The effect of psoriasis on well-being and health-related quality of life is often underestimated and may not be captured with current outcome measures [1]. “Why do we need a Delphi consensus on freedom from disease in psoriasis? Because an individual with psoriasis may have different criteria for judging their treatment success,” specialist nurse in psoriasis and PhD student Ms Elfie Deprez (Ghent University Hospital, Belgium) explained [2,3].

The modified Delphi consensus process entails a systematic progression of repeated rounds of voting. It is an effective process for determining expert group consensus where there is little evidence. There were 2 multidisciplinary groups: a facilitating consensus panel with 15 members consisting of 6 people with psoriasis, 3 nurses, and 6 physicians to drive the consent, and a voting group. More than 70% of the voting group were psoriasis patients (n=129), the remaining 30% were healthcare professionals (HCPs). Ms Deprez presented the preliminary outcomes of the consensus.

After the first meeting, 5 core domains were identified by the consensus panel for further discussion: symptom control, beyond skin, well-being, treatment burden, and quality of care. Subsequent workshops refined these themes and identified 5 domains central to the concept of freedom of disease:

    1. management of clinical symptoms,
    2. psychosocial elements,
    3. quality of life and well-being,
    4. treatment, and
    5. healthcare team support.

“For patients, it is important to have full access to and understanding of available treatments. Building a long-term relationship with patients seems to be a very high priority for HCPs,” Ms Deprez commented on the results.

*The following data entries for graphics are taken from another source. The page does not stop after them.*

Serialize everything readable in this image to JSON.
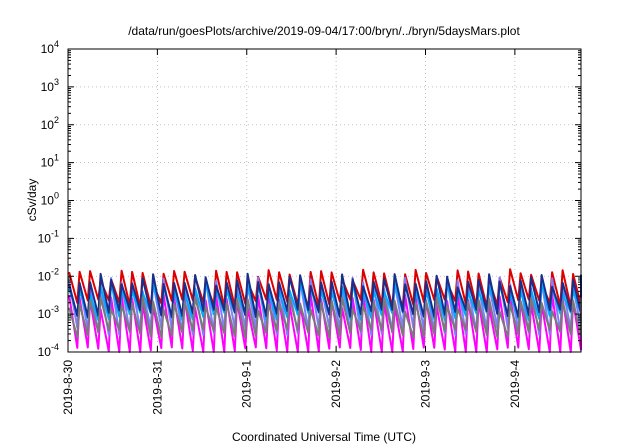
{
  "chart_data": {
    "type": "line",
    "title": "/data/run/goesPlots/archive/2019-09-04/17:00/bryn/../bryn/5daysMars.plot",
    "xlabel": "Coordinated Universal Time (UTC)",
    "ylabel": "cSv/day",
    "yscale": "log",
    "ylim": [
      0.0001,
      10000
    ],
    "xlim_days": [
      0,
      5.74
    ],
    "grid": true,
    "x_ticks": [
      {
        "label": "2019-8-30",
        "day": 0
      },
      {
        "label": "2019-8-31",
        "day": 1
      },
      {
        "label": "2019-9-1",
        "day": 2
      },
      {
        "label": "2019-9-2",
        "day": 3
      },
      {
        "label": "2019-9-3",
        "day": 4
      },
      {
        "label": "2019-9-4",
        "day": 5
      }
    ],
    "y_ticks": [
      {
        "base": "10",
        "exp": "-4",
        "value": 0.0001
      },
      {
        "base": "10",
        "exp": "-3",
        "value": 0.001
      },
      {
        "base": "10",
        "exp": "-2",
        "value": 0.01
      },
      {
        "base": "10",
        "exp": "-1",
        "value": 0.1
      },
      {
        "base": "10",
        "exp": "0",
        "value": 1
      },
      {
        "base": "10",
        "exp": "1",
        "value": 10
      },
      {
        "base": "10",
        "exp": "2",
        "value": 100
      },
      {
        "base": "10",
        "exp": "3",
        "value": 1000
      },
      {
        "base": "10",
        "exp": "4",
        "value": 10000
      }
    ],
    "cycle_period_days": 0.1175,
    "series": [
      {
        "color": "#dd0000",
        "peak": 0.014,
        "trough": 0.0022
      },
      {
        "color": "#ff00ff",
        "peak": 0.003,
        "trough": 0.00012
      },
      {
        "color": "#8080ff",
        "peak": 0.008,
        "trough": 0.0004
      },
      {
        "color": "#00aaff",
        "peak": 0.006,
        "trough": 0.001
      },
      {
        "color": "#1a2e8c",
        "peak": 0.01,
        "trough": 0.0012
      },
      {
        "color": "#7a7a7a",
        "peak": 0.0025,
        "trough": 0.00035
      }
    ]
  }
}
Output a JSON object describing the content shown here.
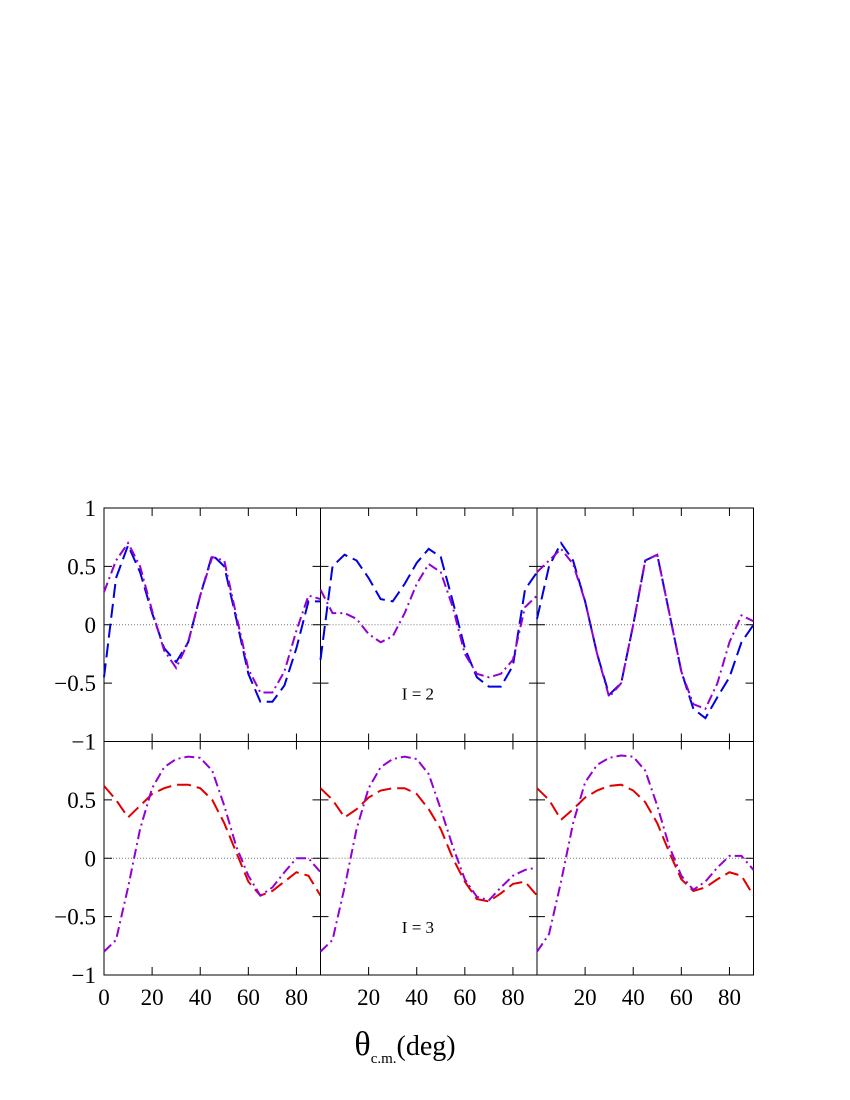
{
  "chart_data": [
    {
      "type": "line",
      "xlim": [
        0,
        90
      ],
      "ylim": [
        -1,
        1
      ],
      "xticks": [
        0,
        20,
        40,
        60,
        80
      ],
      "xticklabels": false,
      "yticks": [
        1,
        0.5,
        0,
        {
          "value": -0.5,
          "label": "−0.5"
        },
        {
          "value": -1,
          "label": "−1"
        }
      ],
      "yticklabels": true,
      "zero_line": true,
      "x": [
        0,
        5,
        10,
        15,
        20,
        25,
        30,
        35,
        40,
        45,
        50,
        55,
        60,
        65,
        70,
        75,
        80,
        85,
        90
      ],
      "series": [
        {
          "color": "#0000e0",
          "dash": "dashed",
          "values": [
            -0.45,
            0.4,
            0.68,
            0.45,
            0.1,
            -0.2,
            -0.32,
            -0.15,
            0.25,
            0.6,
            0.5,
            0.05,
            -0.42,
            -0.66,
            -0.66,
            -0.52,
            -0.2,
            0.2,
            0.2
          ]
        },
        {
          "color": "#9400d3",
          "dash": "dashdot",
          "values": [
            0.28,
            0.55,
            0.7,
            0.5,
            0.12,
            -0.22,
            -0.37,
            -0.15,
            0.25,
            0.58,
            0.55,
            0.08,
            -0.38,
            -0.58,
            -0.58,
            -0.4,
            -0.05,
            0.25,
            0.22
          ]
        }
      ]
    },
    {
      "type": "line",
      "xlim": [
        0,
        90
      ],
      "ylim": [
        -1,
        1
      ],
      "xticks": [
        0,
        20,
        40,
        60,
        80
      ],
      "xticklabels": false,
      "yticks": [
        -1,
        -0.5,
        0,
        0.5,
        1
      ],
      "yticklabels": false,
      "zero_line": true,
      "annotation": "I = 2",
      "x": [
        0,
        5,
        10,
        15,
        20,
        25,
        30,
        35,
        40,
        45,
        50,
        55,
        60,
        65,
        70,
        75,
        80,
        85,
        90
      ],
      "series": [
        {
          "color": "#0000e0",
          "dash": "dashed",
          "values": [
            -0.3,
            0.5,
            0.6,
            0.55,
            0.4,
            0.22,
            0.2,
            0.35,
            0.53,
            0.65,
            0.58,
            0.2,
            -0.2,
            -0.45,
            -0.53,
            -0.53,
            -0.35,
            0.3,
            0.45
          ]
        },
        {
          "color": "#9400d3",
          "dash": "dashdot",
          "values": [
            0.3,
            0.1,
            0.1,
            0.05,
            -0.08,
            -0.15,
            -0.1,
            0.1,
            0.35,
            0.52,
            0.45,
            0.15,
            -0.25,
            -0.42,
            -0.45,
            -0.42,
            -0.3,
            0.15,
            0.25
          ]
        }
      ]
    },
    {
      "type": "line",
      "xlim": [
        0,
        90
      ],
      "ylim": [
        -1,
        1
      ],
      "xticks": [
        0,
        20,
        40,
        60,
        80
      ],
      "xticklabels": false,
      "yticks": [
        -1,
        -0.5,
        0,
        0.5,
        1
      ],
      "yticklabels": false,
      "zero_line": true,
      "x": [
        0,
        5,
        10,
        15,
        20,
        25,
        30,
        35,
        40,
        45,
        50,
        55,
        60,
        65,
        70,
        75,
        80,
        85,
        90
      ],
      "series": [
        {
          "color": "#0000e0",
          "dash": "dashed",
          "values": [
            0.05,
            0.5,
            0.7,
            0.55,
            0.2,
            -0.25,
            -0.6,
            -0.5,
            0.0,
            0.55,
            0.6,
            0.1,
            -0.4,
            -0.72,
            -0.8,
            -0.62,
            -0.45,
            -0.15,
            0.0
          ]
        },
        {
          "color": "#9400d3",
          "dash": "dashdot",
          "values": [
            0.45,
            0.55,
            0.65,
            0.52,
            0.2,
            -0.25,
            -0.62,
            -0.5,
            0.0,
            0.55,
            0.6,
            0.1,
            -0.4,
            -0.68,
            -0.72,
            -0.5,
            -0.15,
            0.08,
            0.03
          ]
        }
      ]
    },
    {
      "type": "line",
      "xlim": [
        0,
        90
      ],
      "ylim": [
        -1,
        1
      ],
      "xticks": [
        0,
        20,
        40,
        60,
        80
      ],
      "xticklabels": true,
      "yticks": [
        0.5,
        0,
        {
          "value": -0.5,
          "label": "−0.5"
        },
        {
          "value": -1,
          "label": "−1"
        }
      ],
      "yticklabels": true,
      "zero_line": true,
      "x": [
        0,
        5,
        10,
        15,
        20,
        25,
        30,
        35,
        40,
        45,
        50,
        55,
        60,
        65,
        70,
        75,
        80,
        85,
        90
      ],
      "series": [
        {
          "color": "#e00000",
          "dash": "dashed",
          "values": [
            0.62,
            0.5,
            0.35,
            0.45,
            0.55,
            0.6,
            0.63,
            0.63,
            0.6,
            0.5,
            0.3,
            0.05,
            -0.2,
            -0.32,
            -0.28,
            -0.2,
            -0.12,
            -0.15,
            -0.32
          ]
        },
        {
          "color": "#9400d3",
          "dash": "dashdot",
          "values": [
            -0.8,
            -0.7,
            -0.25,
            0.25,
            0.6,
            0.78,
            0.85,
            0.87,
            0.86,
            0.75,
            0.45,
            0.1,
            -0.15,
            -0.32,
            -0.25,
            -0.12,
            0.0,
            0.0,
            -0.12
          ]
        }
      ]
    },
    {
      "type": "line",
      "xlim": [
        0,
        90
      ],
      "ylim": [
        -1,
        1
      ],
      "xticks": [
        20,
        40,
        60,
        80
      ],
      "xticklabels": true,
      "yticks": [
        -1,
        -0.5,
        0,
        0.5,
        1
      ],
      "yticklabels": false,
      "zero_line": true,
      "annotation": "I = 3",
      "x": [
        0,
        5,
        10,
        15,
        20,
        25,
        30,
        35,
        40,
        45,
        50,
        55,
        60,
        65,
        70,
        75,
        80,
        85,
        90
      ],
      "series": [
        {
          "color": "#e00000",
          "dash": "dashed",
          "values": [
            0.6,
            0.5,
            0.35,
            0.42,
            0.52,
            0.58,
            0.6,
            0.6,
            0.55,
            0.42,
            0.25,
            0.0,
            -0.2,
            -0.35,
            -0.37,
            -0.3,
            -0.22,
            -0.2,
            -0.32
          ]
        },
        {
          "color": "#9400d3",
          "dash": "dashdot",
          "values": [
            -0.8,
            -0.7,
            -0.25,
            0.25,
            0.6,
            0.78,
            0.85,
            0.87,
            0.85,
            0.72,
            0.42,
            0.1,
            -0.18,
            -0.33,
            -0.36,
            -0.25,
            -0.15,
            -0.1,
            -0.08
          ]
        }
      ]
    },
    {
      "type": "line",
      "xlim": [
        0,
        90
      ],
      "ylim": [
        -1,
        1
      ],
      "xticks": [
        20,
        40,
        60,
        80
      ],
      "xticklabels": true,
      "yticks": [
        -1,
        -0.5,
        0,
        0.5,
        1
      ],
      "yticklabels": false,
      "zero_line": true,
      "x": [
        0,
        5,
        10,
        15,
        20,
        25,
        30,
        35,
        40,
        45,
        50,
        55,
        60,
        65,
        70,
        75,
        80,
        85,
        90
      ],
      "series": [
        {
          "color": "#e00000",
          "dash": "dashed",
          "values": [
            0.6,
            0.5,
            0.33,
            0.42,
            0.52,
            0.58,
            0.62,
            0.63,
            0.58,
            0.48,
            0.3,
            0.05,
            -0.18,
            -0.28,
            -0.25,
            -0.18,
            -0.12,
            -0.15,
            -0.32
          ]
        },
        {
          "color": "#9400d3",
          "dash": "dashdot",
          "values": [
            -0.8,
            -0.65,
            -0.2,
            0.3,
            0.65,
            0.8,
            0.86,
            0.88,
            0.87,
            0.75,
            0.45,
            0.1,
            -0.15,
            -0.27,
            -0.2,
            -0.08,
            0.02,
            0.02,
            -0.1
          ]
        }
      ]
    }
  ],
  "x_label": {
    "symbol": "θ",
    "subscript": "c.m.",
    "unit": "(deg)"
  }
}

HCP and patients were generally very well aligned. HCPs rated psychosocial elements generally higher except for one: “I have hope for my future.” “This is the only one that is underestimated by HCPs,” Ms Deprez said. In addition, HCPs are more likely to rate healthcare team support as a higher priority compared with patients.

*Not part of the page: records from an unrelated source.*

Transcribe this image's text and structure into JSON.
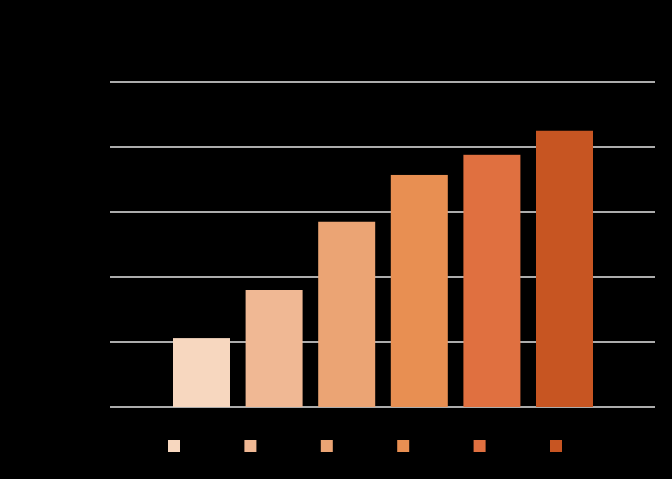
{
  "chart_data": {
    "type": "bar",
    "values": [
      1.06,
      1.8,
      2.85,
      3.57,
      3.88,
      4.25
    ],
    "colors": [
      "#f7d7bf",
      "#f0b894",
      "#eba474",
      "#e88f52",
      "#e07040",
      "#c75522"
    ],
    "ylim": [
      0,
      5
    ],
    "yticks": [
      0,
      1,
      2,
      3,
      4,
      5
    ],
    "grid": true,
    "legend": "bottom"
  }
}
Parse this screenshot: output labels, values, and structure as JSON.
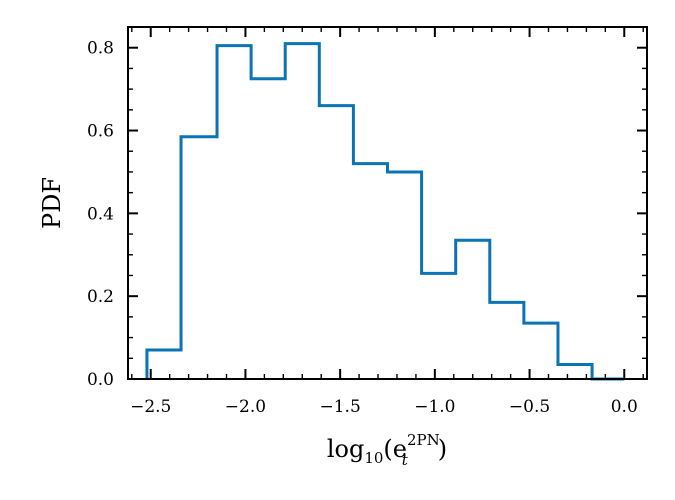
{
  "chart_data": {
    "type": "histogram",
    "bin_edges": [
      -2.52,
      -2.34,
      -2.15,
      -1.97,
      -1.79,
      -1.61,
      -1.43,
      -1.25,
      -1.07,
      -0.89,
      -0.71,
      -0.53,
      -0.35,
      -0.17,
      0.0
    ],
    "values": [
      0.07,
      0.585,
      0.805,
      0.725,
      0.81,
      0.66,
      0.52,
      0.5,
      0.255,
      0.335,
      0.185,
      0.135,
      0.035,
      0.0
    ],
    "xlim": [
      -2.62,
      0.12
    ],
    "ylim": [
      0,
      0.85
    ],
    "x_ticks": [
      -2.5,
      -2.0,
      -1.5,
      -1.0,
      -0.5,
      0.0
    ],
    "x_tick_labels": [
      "−2.5",
      "−2.0",
      "−1.5",
      "−1.0",
      "−0.5",
      "0.0"
    ],
    "y_ticks": [
      0.0,
      0.2,
      0.4,
      0.6,
      0.8
    ],
    "y_tick_labels": [
      "0.0",
      "0.2",
      "0.4",
      "0.6",
      "0.8"
    ],
    "ylabel": "PDF",
    "xlabel": {
      "base": "log",
      "base_sub": "10",
      "open": "(e",
      "sup": "2PN",
      "sub": "t",
      "close": ")"
    },
    "line_color": "#0a74b5",
    "grid": false,
    "legend": "none"
  }
}
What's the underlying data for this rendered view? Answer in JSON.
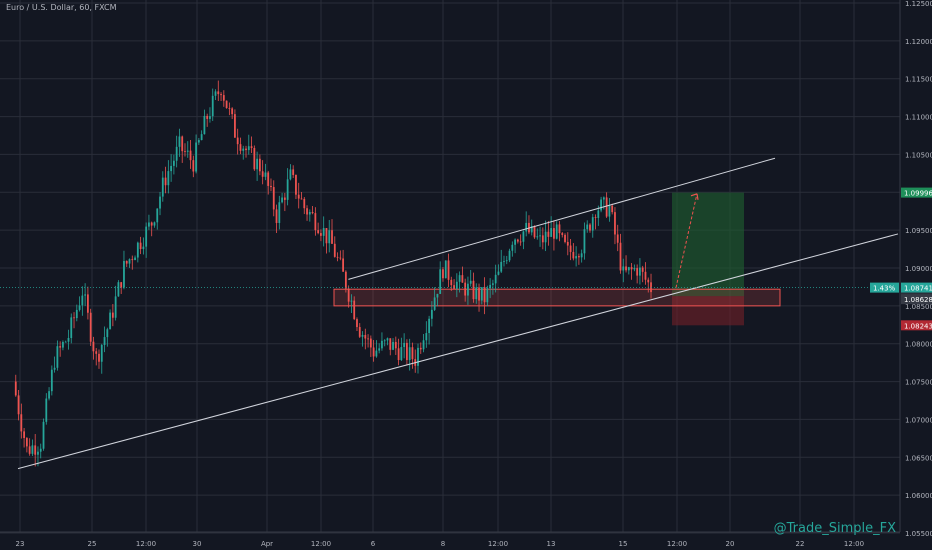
{
  "header": {
    "symbol_title": "Euro / U.S. Dollar, 60, FXCM"
  },
  "watermark": "@Trade_Simple_FX",
  "colors": {
    "bg": "#131722",
    "grid": "#2a2e39",
    "up": "#26a69a",
    "down": "#ef5350",
    "text": "#b2b5be",
    "line": "#d1d4dc"
  },
  "chart_data": {
    "type": "candlestick",
    "x_ticks": [
      "23",
      "25",
      "12:00",
      "30",
      "Apr",
      "12:00",
      "6",
      "8",
      "12:00",
      "13",
      "15",
      "12:00",
      "20",
      "22",
      "12:00"
    ],
    "y_ticks": [
      "1.12500",
      "1.12000",
      "1.11500",
      "1.11000",
      "1.10500",
      "1.10000",
      "1.09500",
      "1.09000",
      "1.08500",
      "1.08000",
      "1.07500",
      "1.07000",
      "1.06500",
      "1.06000",
      "1.05500"
    ],
    "ylim": [
      1.055,
      1.125
    ],
    "price_labels": {
      "target": "1.09996",
      "current_pct": "1.43%",
      "current": "1.08741",
      "timer": "48:00",
      "entry": "1.08628",
      "stop": "1.08243"
    },
    "price_path": [
      [
        0,
        1.075
      ],
      [
        1,
        1.066
      ],
      [
        2,
        1.067
      ],
      [
        3,
        1.078
      ],
      [
        4,
        1.081
      ],
      [
        5,
        1.087
      ],
      [
        6,
        1.078
      ],
      [
        7,
        1.083
      ],
      [
        8,
        1.09
      ],
      [
        9,
        1.093
      ],
      [
        10,
        1.096
      ],
      [
        11,
        1.102
      ],
      [
        12,
        1.106
      ],
      [
        13,
        1.104
      ],
      [
        14,
        1.11
      ],
      [
        15,
        1.114
      ],
      [
        16,
        1.108
      ],
      [
        17,
        1.105
      ],
      [
        18,
        1.103
      ],
      [
        19,
        1.097
      ],
      [
        20,
        1.102
      ],
      [
        21,
        1.098
      ],
      [
        22,
        1.096
      ],
      [
        23,
        1.093
      ],
      [
        24,
        1.088
      ],
      [
        25,
        1.082
      ],
      [
        26,
        1.079
      ],
      [
        27,
        1.08
      ],
      [
        28,
        1.079
      ],
      [
        29,
        1.078
      ],
      [
        30,
        1.084
      ],
      [
        31,
        1.09
      ],
      [
        32,
        1.088
      ],
      [
        33,
        1.087
      ],
      [
        34,
        1.086
      ],
      [
        35,
        1.089
      ],
      [
        36,
        1.094
      ],
      [
        37,
        1.095
      ],
      [
        38,
        1.0935
      ],
      [
        39,
        1.095
      ],
      [
        40,
        1.092
      ],
      [
        41,
        1.093
      ],
      [
        42,
        1.098
      ],
      [
        43,
        1.098
      ],
      [
        44,
        1.089
      ],
      [
        45,
        1.09
      ],
      [
        46,
        1.0874
      ]
    ],
    "channel": {
      "lower": [
        [
          0,
          1.0635
        ],
        [
          57,
          1.0945
        ]
      ],
      "upper": [
        [
          20,
          1.0885
        ],
        [
          48,
          1.1045
        ]
      ]
    },
    "support_zone": [
      1.085,
      1.0872
    ],
    "trade": {
      "entry": 1.08628,
      "target": 1.09996,
      "stop": 1.08243
    }
  }
}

“It is really important to give people with psoriasis such an important and loud voice. Our study was the first time that patients were involved in every step and I am sure this will help us to define better treatment targets for our patients in the future,” Ms Deprez concluded.

    1. Abrouk M, et al. J Dermatol Treat. 2017;28:488-91.
    2. Deprez E. Defining ‘Freedom from disease’ in plaque psoriasis: Preliminary outputs using delphi methodology, involving nurses, physicians, and people with psoriasis. FC08.01, EADV Congress 2021, 29 Sept–2 Oct.
    3. Gottlieb AB, Armstrong AW. J Rheumatol. 2013:40:1428-33.